Law enforcement authorities from all over the world arrested around 100 individuals suspected of creating, distributing and using BlackShades RAT (ShadyRAT). However, experts say it’s unlikely this will end the use of BlackShades.
A total of 300 searches were conducted worldwide, 100 email and physical search warrants being executed in the United States alone. Some 1,900 command and control domains have been seized. Europol reported that more than 1,000 computers, laptops, mobile phones, external hard drives and other electronic devices were confiscated by investigators.
Michael Hogue, aka ‘xVisceral’, one of the developers of BlackShades, was arrested in the United States in June 2012. Hogue has already pleaded guilty to the charges brought against him. The recent law enforcement operation also included the unsealing of an indictment against Alex Yucel, a Swedish national previously arrested in Moldova.

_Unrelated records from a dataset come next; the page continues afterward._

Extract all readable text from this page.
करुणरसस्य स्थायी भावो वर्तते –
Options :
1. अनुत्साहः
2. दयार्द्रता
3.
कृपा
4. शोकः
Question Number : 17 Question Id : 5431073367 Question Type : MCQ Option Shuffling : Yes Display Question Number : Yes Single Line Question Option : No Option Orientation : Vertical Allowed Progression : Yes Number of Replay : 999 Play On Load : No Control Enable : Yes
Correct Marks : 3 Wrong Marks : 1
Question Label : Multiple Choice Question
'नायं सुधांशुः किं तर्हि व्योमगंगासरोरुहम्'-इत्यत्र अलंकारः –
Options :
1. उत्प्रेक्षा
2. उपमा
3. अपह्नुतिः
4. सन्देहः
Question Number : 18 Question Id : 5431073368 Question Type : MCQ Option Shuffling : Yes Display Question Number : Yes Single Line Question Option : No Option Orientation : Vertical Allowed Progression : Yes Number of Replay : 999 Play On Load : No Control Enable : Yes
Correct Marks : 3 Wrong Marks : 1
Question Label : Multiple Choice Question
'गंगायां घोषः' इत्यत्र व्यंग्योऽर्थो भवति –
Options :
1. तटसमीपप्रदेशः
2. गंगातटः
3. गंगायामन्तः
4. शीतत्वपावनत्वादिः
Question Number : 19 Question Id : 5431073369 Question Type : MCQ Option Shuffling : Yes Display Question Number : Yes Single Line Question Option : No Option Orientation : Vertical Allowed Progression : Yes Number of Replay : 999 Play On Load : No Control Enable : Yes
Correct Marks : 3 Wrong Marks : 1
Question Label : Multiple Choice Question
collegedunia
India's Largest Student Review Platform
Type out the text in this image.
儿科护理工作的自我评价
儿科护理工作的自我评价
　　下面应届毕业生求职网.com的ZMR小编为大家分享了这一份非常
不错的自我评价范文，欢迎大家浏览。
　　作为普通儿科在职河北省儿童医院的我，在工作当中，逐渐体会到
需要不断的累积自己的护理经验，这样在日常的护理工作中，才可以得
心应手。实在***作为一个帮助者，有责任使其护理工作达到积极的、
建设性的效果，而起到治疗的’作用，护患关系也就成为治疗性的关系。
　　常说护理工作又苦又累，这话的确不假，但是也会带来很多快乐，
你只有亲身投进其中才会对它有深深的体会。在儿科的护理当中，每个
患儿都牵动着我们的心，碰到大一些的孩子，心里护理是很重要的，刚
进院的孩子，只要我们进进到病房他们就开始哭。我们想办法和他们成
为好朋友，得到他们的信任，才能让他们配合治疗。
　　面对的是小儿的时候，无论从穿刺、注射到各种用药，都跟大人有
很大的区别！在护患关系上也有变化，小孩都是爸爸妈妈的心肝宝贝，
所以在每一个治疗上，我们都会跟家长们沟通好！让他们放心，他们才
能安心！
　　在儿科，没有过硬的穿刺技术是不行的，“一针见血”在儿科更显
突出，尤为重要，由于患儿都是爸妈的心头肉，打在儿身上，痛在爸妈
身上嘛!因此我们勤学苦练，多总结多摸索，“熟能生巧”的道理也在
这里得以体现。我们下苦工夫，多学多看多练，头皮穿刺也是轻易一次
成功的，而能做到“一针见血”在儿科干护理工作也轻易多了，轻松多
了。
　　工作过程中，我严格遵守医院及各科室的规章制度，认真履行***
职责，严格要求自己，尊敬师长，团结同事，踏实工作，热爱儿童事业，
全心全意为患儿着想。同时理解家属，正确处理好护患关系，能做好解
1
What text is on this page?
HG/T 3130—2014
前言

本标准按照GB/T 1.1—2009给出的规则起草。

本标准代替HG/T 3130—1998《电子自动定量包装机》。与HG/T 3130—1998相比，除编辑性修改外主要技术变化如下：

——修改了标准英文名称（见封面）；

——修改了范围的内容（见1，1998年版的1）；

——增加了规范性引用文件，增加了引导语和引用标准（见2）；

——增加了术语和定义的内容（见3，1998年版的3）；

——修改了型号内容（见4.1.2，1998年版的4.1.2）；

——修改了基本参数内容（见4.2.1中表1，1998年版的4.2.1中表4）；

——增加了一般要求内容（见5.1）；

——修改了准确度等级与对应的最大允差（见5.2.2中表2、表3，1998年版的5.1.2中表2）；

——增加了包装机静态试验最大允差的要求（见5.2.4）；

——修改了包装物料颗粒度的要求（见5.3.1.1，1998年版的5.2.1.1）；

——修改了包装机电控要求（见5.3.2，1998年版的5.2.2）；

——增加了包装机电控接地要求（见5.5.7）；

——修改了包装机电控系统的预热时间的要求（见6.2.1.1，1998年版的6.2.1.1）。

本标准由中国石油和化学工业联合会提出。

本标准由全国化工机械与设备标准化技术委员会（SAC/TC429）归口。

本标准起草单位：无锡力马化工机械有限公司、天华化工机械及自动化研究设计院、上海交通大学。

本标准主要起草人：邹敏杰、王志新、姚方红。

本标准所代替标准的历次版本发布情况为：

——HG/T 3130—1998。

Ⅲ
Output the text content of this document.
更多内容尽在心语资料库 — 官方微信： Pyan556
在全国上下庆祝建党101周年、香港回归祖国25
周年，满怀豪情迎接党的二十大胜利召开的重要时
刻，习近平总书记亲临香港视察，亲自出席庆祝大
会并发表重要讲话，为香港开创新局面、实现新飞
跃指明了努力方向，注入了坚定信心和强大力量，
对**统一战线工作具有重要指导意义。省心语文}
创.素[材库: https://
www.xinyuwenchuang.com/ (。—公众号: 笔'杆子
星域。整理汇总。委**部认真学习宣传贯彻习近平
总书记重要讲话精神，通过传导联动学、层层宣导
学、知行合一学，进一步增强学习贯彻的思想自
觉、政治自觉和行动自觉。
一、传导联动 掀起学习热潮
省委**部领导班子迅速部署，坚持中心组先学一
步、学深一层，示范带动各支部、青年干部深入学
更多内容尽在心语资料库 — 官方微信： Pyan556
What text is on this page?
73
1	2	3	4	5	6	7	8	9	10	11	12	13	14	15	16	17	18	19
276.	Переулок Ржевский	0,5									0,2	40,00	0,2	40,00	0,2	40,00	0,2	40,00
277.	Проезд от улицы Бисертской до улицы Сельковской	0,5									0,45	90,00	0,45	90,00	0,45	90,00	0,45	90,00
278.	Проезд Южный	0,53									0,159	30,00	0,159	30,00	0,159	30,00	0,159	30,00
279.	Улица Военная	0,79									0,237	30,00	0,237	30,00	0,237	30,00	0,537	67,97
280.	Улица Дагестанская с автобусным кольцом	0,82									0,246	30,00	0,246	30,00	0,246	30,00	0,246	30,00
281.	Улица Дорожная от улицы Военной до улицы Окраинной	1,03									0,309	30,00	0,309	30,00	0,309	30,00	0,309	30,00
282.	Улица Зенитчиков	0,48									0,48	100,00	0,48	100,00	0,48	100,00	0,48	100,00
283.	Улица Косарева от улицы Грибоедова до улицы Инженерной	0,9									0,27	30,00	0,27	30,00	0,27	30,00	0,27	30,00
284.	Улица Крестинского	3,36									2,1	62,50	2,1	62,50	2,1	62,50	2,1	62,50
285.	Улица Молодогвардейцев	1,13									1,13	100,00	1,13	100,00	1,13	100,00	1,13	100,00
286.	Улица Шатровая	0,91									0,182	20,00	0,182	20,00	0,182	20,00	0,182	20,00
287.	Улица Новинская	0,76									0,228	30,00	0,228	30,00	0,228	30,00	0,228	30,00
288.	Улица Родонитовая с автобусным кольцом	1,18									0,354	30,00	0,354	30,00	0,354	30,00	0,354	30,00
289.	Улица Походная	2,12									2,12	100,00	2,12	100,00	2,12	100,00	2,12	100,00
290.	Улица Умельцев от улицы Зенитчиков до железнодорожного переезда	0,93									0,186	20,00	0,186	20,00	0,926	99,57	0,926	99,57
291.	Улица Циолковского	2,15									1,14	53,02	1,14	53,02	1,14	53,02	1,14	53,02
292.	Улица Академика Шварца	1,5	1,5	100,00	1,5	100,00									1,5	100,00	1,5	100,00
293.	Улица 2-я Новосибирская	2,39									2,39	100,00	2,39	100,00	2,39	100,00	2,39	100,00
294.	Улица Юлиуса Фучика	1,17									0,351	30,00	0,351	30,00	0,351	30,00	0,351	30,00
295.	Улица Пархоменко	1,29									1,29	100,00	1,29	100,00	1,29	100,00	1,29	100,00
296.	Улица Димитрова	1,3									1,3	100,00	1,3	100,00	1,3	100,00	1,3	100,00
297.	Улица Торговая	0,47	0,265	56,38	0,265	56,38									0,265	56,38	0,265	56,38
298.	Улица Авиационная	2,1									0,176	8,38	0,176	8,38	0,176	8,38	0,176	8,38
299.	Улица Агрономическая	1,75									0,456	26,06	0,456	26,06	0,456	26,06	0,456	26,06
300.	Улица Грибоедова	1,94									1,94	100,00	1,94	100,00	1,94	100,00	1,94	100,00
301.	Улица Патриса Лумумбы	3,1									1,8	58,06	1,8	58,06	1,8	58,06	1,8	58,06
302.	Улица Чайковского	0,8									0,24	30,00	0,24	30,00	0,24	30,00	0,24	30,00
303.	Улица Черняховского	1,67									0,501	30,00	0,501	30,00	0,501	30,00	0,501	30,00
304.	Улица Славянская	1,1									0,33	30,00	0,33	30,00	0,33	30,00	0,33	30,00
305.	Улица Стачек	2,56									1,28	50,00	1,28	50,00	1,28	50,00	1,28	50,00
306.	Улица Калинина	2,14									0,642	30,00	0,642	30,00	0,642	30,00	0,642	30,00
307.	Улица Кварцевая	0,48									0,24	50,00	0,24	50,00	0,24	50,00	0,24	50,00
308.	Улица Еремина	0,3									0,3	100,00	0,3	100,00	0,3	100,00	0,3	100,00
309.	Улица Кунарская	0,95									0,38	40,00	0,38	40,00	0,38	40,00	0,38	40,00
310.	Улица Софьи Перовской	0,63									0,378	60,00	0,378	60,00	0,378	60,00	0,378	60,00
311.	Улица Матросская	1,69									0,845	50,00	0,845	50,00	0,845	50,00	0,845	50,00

Yucel, who is believed to be the head of the organization that sold the malware, is awaiting extradition to the US.
Despite all these actions against BlackShades creators and users, experts say it’s unlikely that anyone will witness the end of the RAT, especially since the source code for this piece of malware has been available for more than three years and it’s not difficult for moderately skilled hackers to modify it for their purposes.
“The BlackShades arrests, which reportedly targeted over 100 hackers worldwide that were associated with the RAT, dealt a significant blow to the BlackShades criminal market, and will hopefully discourage further use,” Alex Watson, director of security research at Websense, told SecurityWeek. “However, it’s unlikely that this will end the use of BlackShades, which has survived multiple arrests over the past two years and had source code leaked to the Internet, which can be modified by hackers or used as building blocks for a new RAT.”
Watson highlights the fact that even if we are to see the end of BlackShades, there are plenty of other RATs and general purpose malware to take its place, including Xtreme RAT, Gh0st RAT and ZeuS. While BlackShades has made numerous headlines mostly due to its use in sextortion operations, the threat is actually a multipurpose tool utilized in many cybercriminal campaigns, including industrial espionage and mid-level attacks.
In fact, Websense has been monitoring a series of low-level attacks targeted at financial institutions in the Middle East and India.
“These attacks use a combination of malware, including Xtreme RAT and Zeus, indicating a more aggressive (and less sophisticated) campaign, likely with the goal of stealing credentials and financial information,” Watson explained.
The expert notes that attackers gain more flexibility around searching compromised machines and networks by combining information-stealing malware like ZeuS with such remote access Trojans. In order to protect themselves against these threats, organizations must inspect both inbound and outbound data streams because RATs function through two-way communications.
“It’s a challenge that organizations face with the increased use of RATs such as BlackShades for both targeted and non-targeted attacks,” Watson said. “The end result being that it becomes more difficult to understand the business impact or risk associated with an incident ─ for example, whether an attack is a targeted specifically at an organization and attempting to steal intellectual property or sensitive information- which would be very high risk for the organization, or if is simply part of a widespread and non-targeted campaign designed to steal credentials from many organizations.”